Si se le pregunta a los santiagueros sobre el susodicho personaje, a excepción de contados entendidos en la materia, la mayoría indica maquinalmente a la inconfundible casona de dos plantas, ventanales antiguos y fachada de sillares rugosos y despintados, que se erige a un costado del emblemático Parque Céspedes, corazón de la urbe. La voz popular la apoda “casa de Diego Velázquez”. Uno comprende entonces que la elección del lugar para la cita conmemorativa resulta justificada.
No obstante, el valor patrimonial del inmueble no responde exactamente a que haya vivido o muerto allí el célebre caballero. Semejante atribución parece más cosa de imaginario o anhelo romántico que posibilidad verídica de que haya resistido hasta nuestros días estructura alguna de la época en que era elemental la “arquitectura del bohío”. Lo más probable es que Velázquez haya vivido en alguna casa de tablas y guano.
Auténtico vestigio arqueológico que conecta la memoria contemporánea con la época primigenia, la sede actual del Museo de Ambiente Histórico Cubano se considera la vivienda más antigua en Cuba, pues su construcción se ha calculado alrededor de la década de 1530. Al interior, el inmueble parece una casa encantada.
A través del montaje museográfico cargado de muebles, fanales y reliquias variopintas, mamparas, colgadizos, horcones de madera, aromas a añejo y el presunto horno de fundición del oro, se escuchan las voces graves y místicas del tiempo evocando los exóticos encantos de aquellos primeros siglos cubanos. La asombrosa colección incluye una carta original de 1520, en la que el rey Carlos V autoriza a Velázquez a trasladar piezas de armería a Santiago.

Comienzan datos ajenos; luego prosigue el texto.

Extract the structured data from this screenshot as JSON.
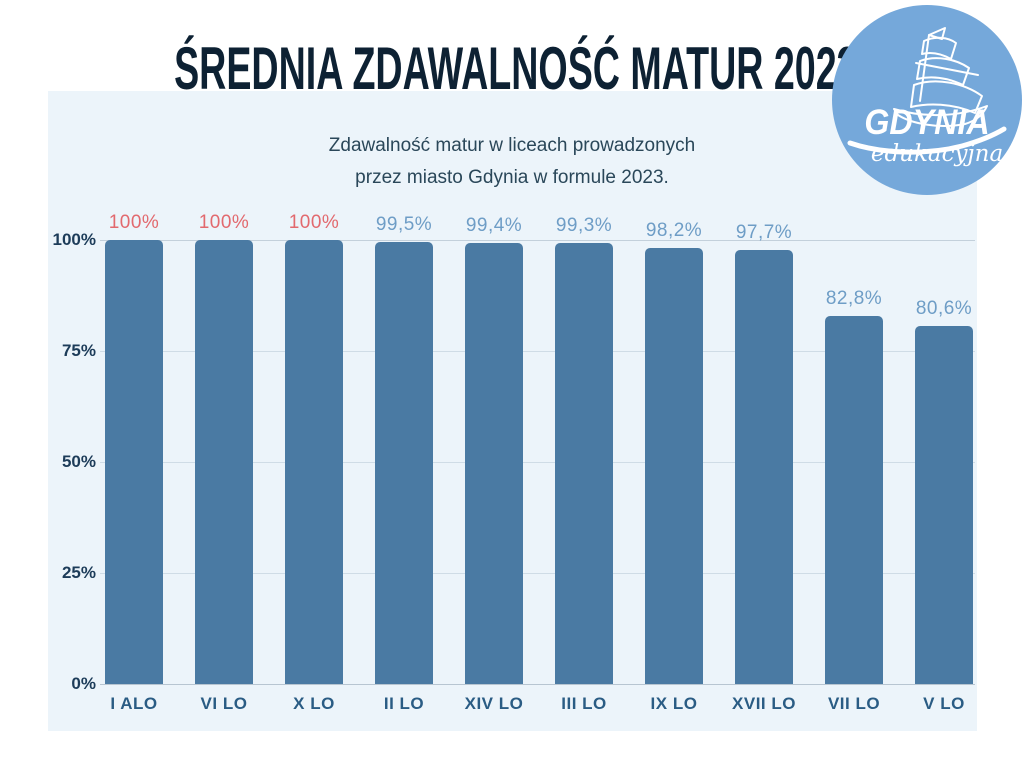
{
  "title": "ŚREDNIA ZDAWALNOŚĆ MATUR 2023",
  "subtitle": {
    "line1": "Zdawalność matur w liceach prowadzonych",
    "line2": "przez miasto Gdynia w formule 2023."
  },
  "logo": {
    "name": "GDYNIA",
    "tagline": "edukacyjna",
    "circle_color": "#75a8da"
  },
  "chart_data": {
    "type": "bar",
    "title": "ŚREDNIA ZDAWALNOŚĆ MATUR 2023",
    "categories": [
      "I ALO",
      "VI LO",
      "X LO",
      "II LO",
      "XIV LO",
      "III LO",
      "IX LO",
      "XVII LO",
      "VII LO",
      "V LO"
    ],
    "values": [
      100,
      100,
      100,
      99.5,
      99.4,
      99.3,
      98.2,
      97.7,
      82.8,
      80.6
    ],
    "value_labels": [
      "100%",
      "100%",
      "100%",
      "99,5%",
      "99,4%",
      "99,3%",
      "98,2%",
      "97,7%",
      "82,8%",
      "80,6%"
    ],
    "value_label_highlight": [
      true,
      true,
      true,
      false,
      false,
      false,
      false,
      false,
      false,
      false
    ],
    "xlabel": "",
    "ylabel": "",
    "ylim": [
      0,
      100
    ],
    "y_tick_values": [
      100,
      75,
      50,
      25,
      0
    ],
    "y_tick_labels": [
      "100%",
      "75%",
      "50%",
      "25%",
      "0%"
    ],
    "grid": "horizontal",
    "legend": "none",
    "bar_color": "#4a7aa3",
    "value_color_normal": "#6e9dc6",
    "value_color_highlight": "#e2696e",
    "panel_background": "#ecf4fa"
  }
}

Las huellas del conquistador en la capital oriental conducen también al Balcón de Velázquez, levantado sobre las ruinas del denominado Fuerte del Adelantado, en la calle San Juan Nepomuceno —Corona equina San Basilio en la actualidad— y que, por su peculiar configuración ajustada a la topografía, funcionaba estratégicamente como atalaya de observación del tráfico marítimo en la bahía, a fin de advertir posibles ataques piratas. Debido al hermoso paisaje que este punto regala, se mantiene como mirador-terraza donde se realizan actividades turísticas y culturales.
Aún 500 años después, Diego Velázquez parece atravesar los pasadizos del tiempo como un alma que se debate entre la maldición y el misterio. Santiago de Cuba, la tierra que lo adoptó en sus últimos días, se encapricha en esconder sus restos y solo parece enseñar su rostro más parco.
Mucha historia esconde y regala todavía Santiago. Necesita que sea, como en este caso, bien contada.